Cyndi sang and Georgia faked a dance step that was more a sideways old lady scared of breaking a hip shuffle than a recognisable groove. Not that she had much dancer in her anyway, but somehow in all that time with Hamish she’d lost her sense of rhythm, along with the logic of who she was without him.

And without him was bliss, a deep hot bubble bath, a feather bed, a big mouthful of chocolate praline, endless coffee refills you didn’t have to make yourself.

So getting her hippy hippy shake back should be easy.

But maybe not today. She dropped into the armchair with a grunt. Today her back ached from humping suitcases and boxes up the stairs. Today was all about the savouring, and she could do that while slumping. It was the equivalent of a day spa appointment that was going to last the rest of her life. It was indulgence and choice, ease and relaxation served with real peppermint tea that was steamy and fragrant.

It was so weird.

She’d hadn’t been on her own, truly on her own, without someone in the next room whose needs she’d committed to meet, for eight years. And even before that, after Mum died, with Dad’s drinking, there’d been that need to be the one who cared, who was responsible, whose needs came last.

That realisation was probably why it was hard to get out of the chair. She felt heavy with the difference. Not that it mattered. She could rust in this chair and no one would mind. That was such a lonely loser thought it made her smile. Because that’s exactly what she wanted, to be alone, and if that made her a loser then bring it on, baby, embrace the lame, cultivate the nerd, and institutionalise the geek.

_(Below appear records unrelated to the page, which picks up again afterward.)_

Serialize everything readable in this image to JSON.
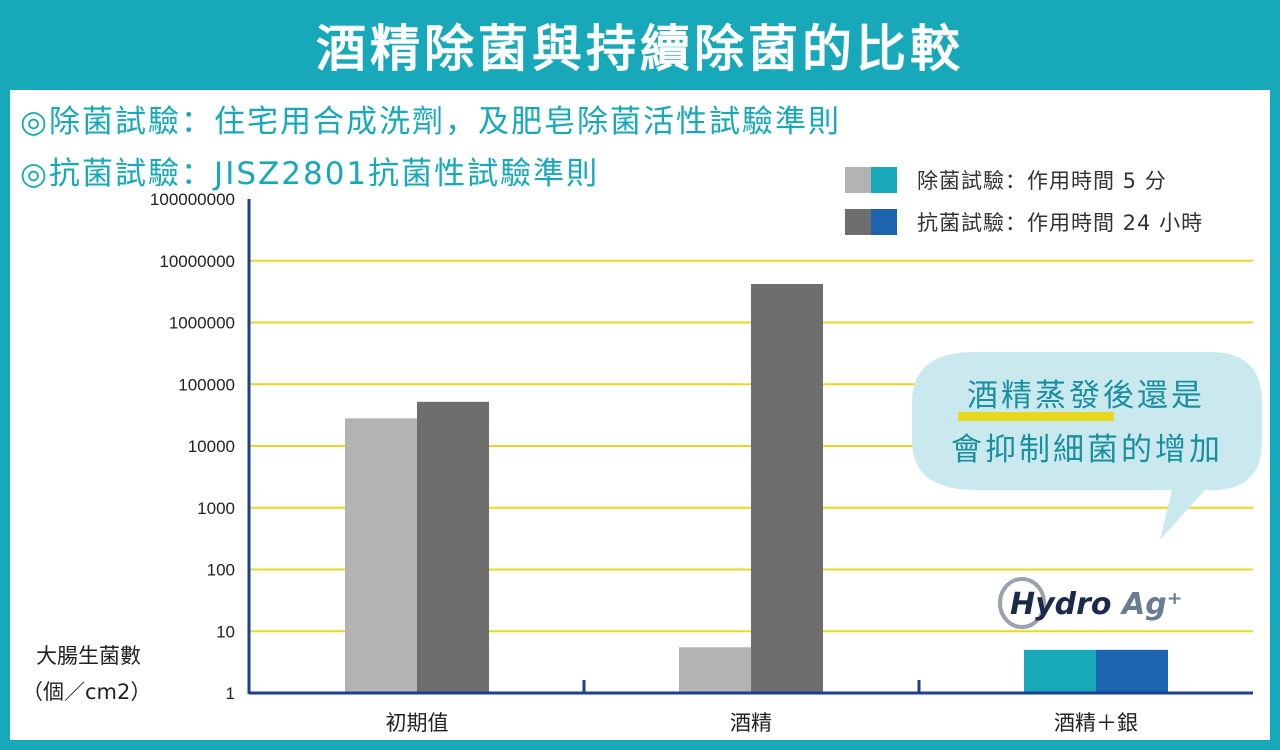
{
  "title": "酒精除菌與持續除菌的比較",
  "notes": [
    "◎除菌試驗：住宅用合成洗劑，及肥皂除菌活性試驗準則",
    "◎抗菌試驗：JISZ2801抗菌性試驗準則"
  ],
  "legend": [
    {
      "label": "除菌試驗：作用時間 5 分",
      "colors": [
        "#b3b3b3",
        "#17a9b9"
      ]
    },
    {
      "label": "抗菌試驗：作用時間 24 小時",
      "colors": [
        "#6e6e6e",
        "#1c63b0"
      ]
    }
  ],
  "y_axis_label_line1": "大腸生菌數",
  "y_axis_label_line2": "（個／cm2）",
  "bubble": {
    "line1": "酒精蒸發後還是",
    "line2": "會抑制細菌的增加"
  },
  "logo": {
    "main": "Hydro",
    "accent": "Ag⁺"
  },
  "colors": {
    "background": "#17a9b9",
    "gridline": "#e8d81e",
    "axis": "#1c3f8f",
    "bubble": "#c9e9ef"
  },
  "chart_data": {
    "type": "bar",
    "y_scale": "log",
    "ylim": [
      1,
      100000000
    ],
    "ylabel": "大腸生菌數（個／cm2）",
    "xlabel": "",
    "y_ticks": [
      {
        "value": 100000000,
        "label": "100000000"
      },
      {
        "value": 10000000,
        "label": "10000000"
      },
      {
        "value": 1000000,
        "label": "1000000"
      },
      {
        "value": 100000,
        "label": "100000"
      },
      {
        "value": 10000,
        "label": "10000"
      },
      {
        "value": 1000,
        "label": "1000"
      },
      {
        "value": 100,
        "label": "100"
      },
      {
        "value": 10,
        "label": "10"
      },
      {
        "value": 1,
        "label": "1"
      }
    ],
    "categories": [
      "初期值",
      "酒精",
      "酒精＋銀"
    ],
    "series": [
      {
        "name": "除菌試驗：作用時間 5 分",
        "values": [
          28000,
          5.5,
          5
        ],
        "colors": [
          "#b3b3b3",
          "#b3b3b3",
          "#17a9b9"
        ]
      },
      {
        "name": "抗菌試驗：作用時間 24 小時",
        "values": [
          52000,
          4200000,
          5
        ],
        "colors": [
          "#6e6e6e",
          "#6e6e6e",
          "#1c63b0"
        ]
      }
    ],
    "grid": true
  }
}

She swung a denim-clad leg over the arm of the chair and fist-pumped, feeling vaguely stupid for doing it. Because for all the sit in the chair till she fused with its second-hand distressed leather notions, she had to get at least part way organised. She had a new job to start Monday and in that particular sphere she had to show a whole lot of anti-loser characteristics. Which meant finding appropriate clothing to wear, sorting out the bathroom and working out how to manage without a power supply and still have decent hair.

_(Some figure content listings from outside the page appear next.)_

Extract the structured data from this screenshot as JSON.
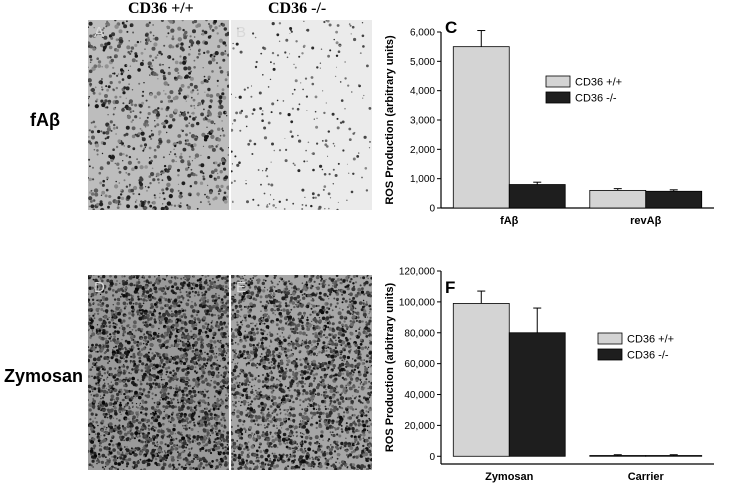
{
  "header": {
    "col_left": "CD36 +/+",
    "col_right": "CD36 -/-"
  },
  "rows": {
    "top_label": "fAβ",
    "bottom_label": "Zymosan"
  },
  "panels": {
    "A": "A",
    "B": "B",
    "C": "C",
    "D": "D",
    "E": "E",
    "F": "F"
  },
  "colors": {
    "wt": "#d4d4d4",
    "ko": "#1e1e1e"
  },
  "chart_data": [
    {
      "type": "bar",
      "panel": "C",
      "ylabel": "ROS Production (arbitrary units)",
      "categories": [
        "fAβ",
        "revAβ"
      ],
      "series": [
        {
          "name": "CD36 +/+",
          "values": [
            5500,
            600
          ],
          "errors": [
            550,
            60
          ]
        },
        {
          "name": "CD36 -/-",
          "values": [
            800,
            570
          ],
          "errors": [
            80,
            50
          ]
        }
      ],
      "ylim": [
        0,
        6000
      ],
      "yticks": [
        0,
        1000,
        2000,
        3000,
        4000,
        5000,
        6000
      ],
      "yticklabels": [
        "0",
        "1,000",
        "2,000",
        "3,000",
        "4,000",
        "5,000",
        "6,000"
      ],
      "legend": "top-right"
    },
    {
      "type": "bar",
      "panel": "F",
      "ylabel": "ROS Production (arbitrary units)",
      "categories": [
        "Zymosan",
        "Carrier"
      ],
      "series": [
        {
          "name": "CD36 +/+",
          "values": [
            99000,
            500
          ],
          "errors": [
            8000,
            500
          ]
        },
        {
          "name": "CD36 -/-",
          "values": [
            80000,
            500
          ],
          "errors": [
            16000,
            500
          ]
        }
      ],
      "ylim": [
        -5000,
        120000
      ],
      "yticks": [
        0,
        20000,
        40000,
        60000,
        80000,
        100000,
        120000
      ],
      "yticklabels": [
        "0",
        "20,000",
        "40,000",
        "60,000",
        "80,000",
        "100,000",
        "120,000"
      ],
      "legend": "right"
    }
  ]
}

The better casual clothes she needed were in the red suitcase. The confidence she needed had to be summoned, and it wasn’t going to be as easy as ringing for a pizza. But she’d managed to conjure cool, calm and professionally collected during the Skype interview a month ago, and that’d been a disconcerting experience, pitching her heart out about her experience to her laptop screen in a cubicle at the library while a man in a tweed jacket with actual elbow patches and a cloth cap scowled at her over the partition.

He was reading something that exuded old book smell and making increasingly aggressive shhh noises. She was reading the expression on the faces of two people whose Sydney-based recording studio she fervently wanted to work for and sprouting off about her Bachelor’s Degree in Audio Engineering.

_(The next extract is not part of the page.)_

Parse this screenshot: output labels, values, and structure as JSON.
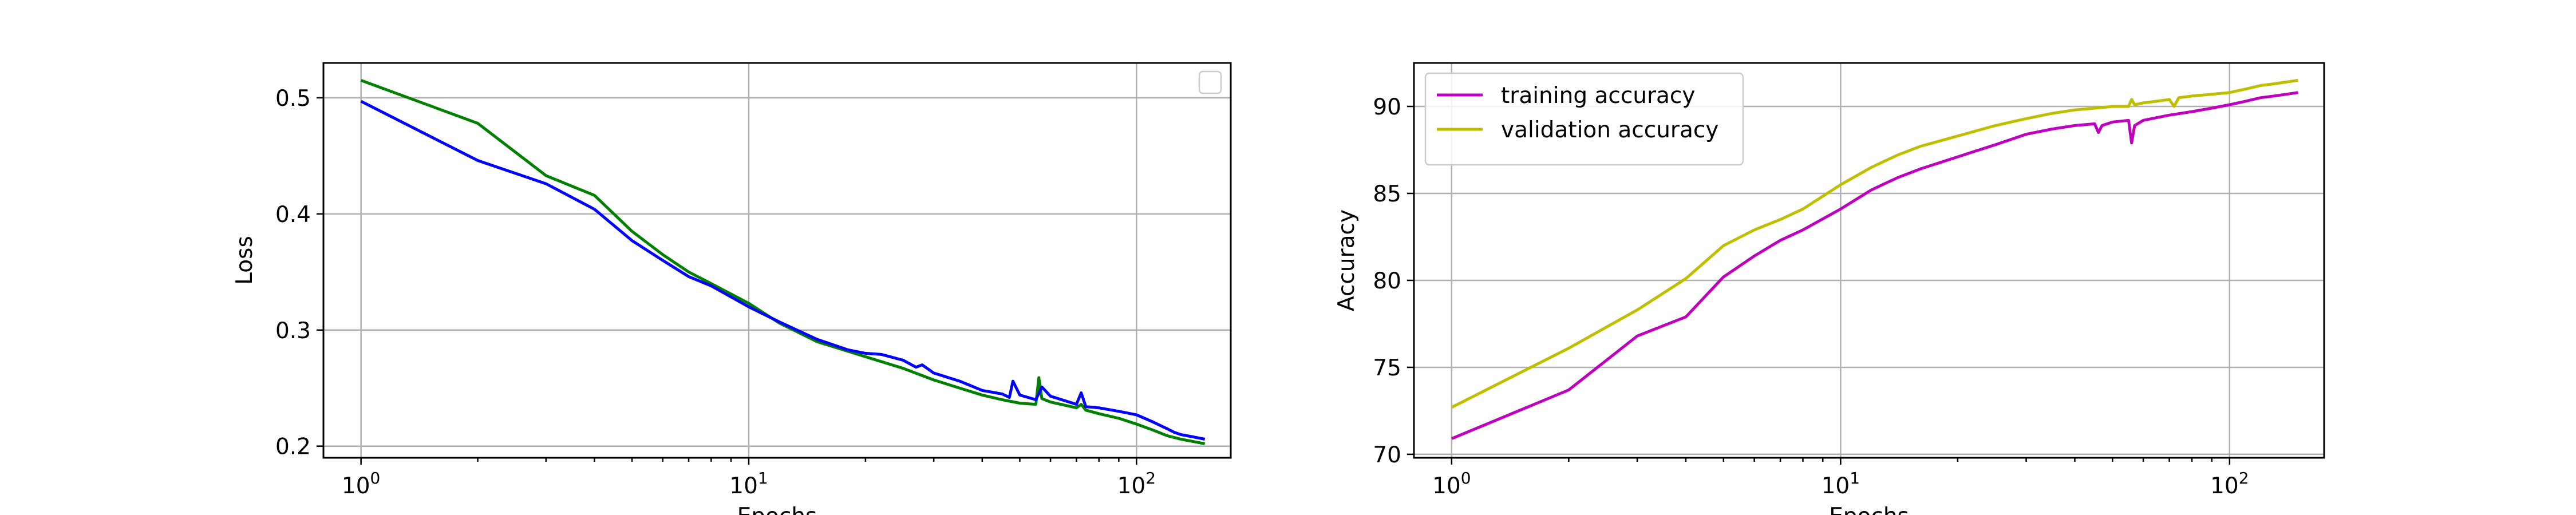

At about the time she mentioned being a panel operator for Radio London Mode, tweed man stood up and glared at her. She ignored his looming presence and went on to talk about her stint as house engineer for the Little Shakespeare Theatre. Tweedy lost it and started complaining loudly while she grimaced and explained how she’d been the engineer for a variety of freelance contracts in the advertising and documentary making industry over the last four years. It wasn’t the career she’d hoped to build, it was what she had to trade with.

But Tweedy was making noises akin to a human distress beacon so she’d been forced to acknowledge she was logged in at the library because she’d needed a private space. She didn’t tell them Hamish would’ve made life even tougher for her than Tweedy had. She did tell them she’d need time to relocate from London to Sydney. Then she expected to wait with all the pleasure of having a dead limb from pins and needles before the inevitable analysis of her résumé revealed her patchy work experience and killed the opportunity like catastrophic blood loss.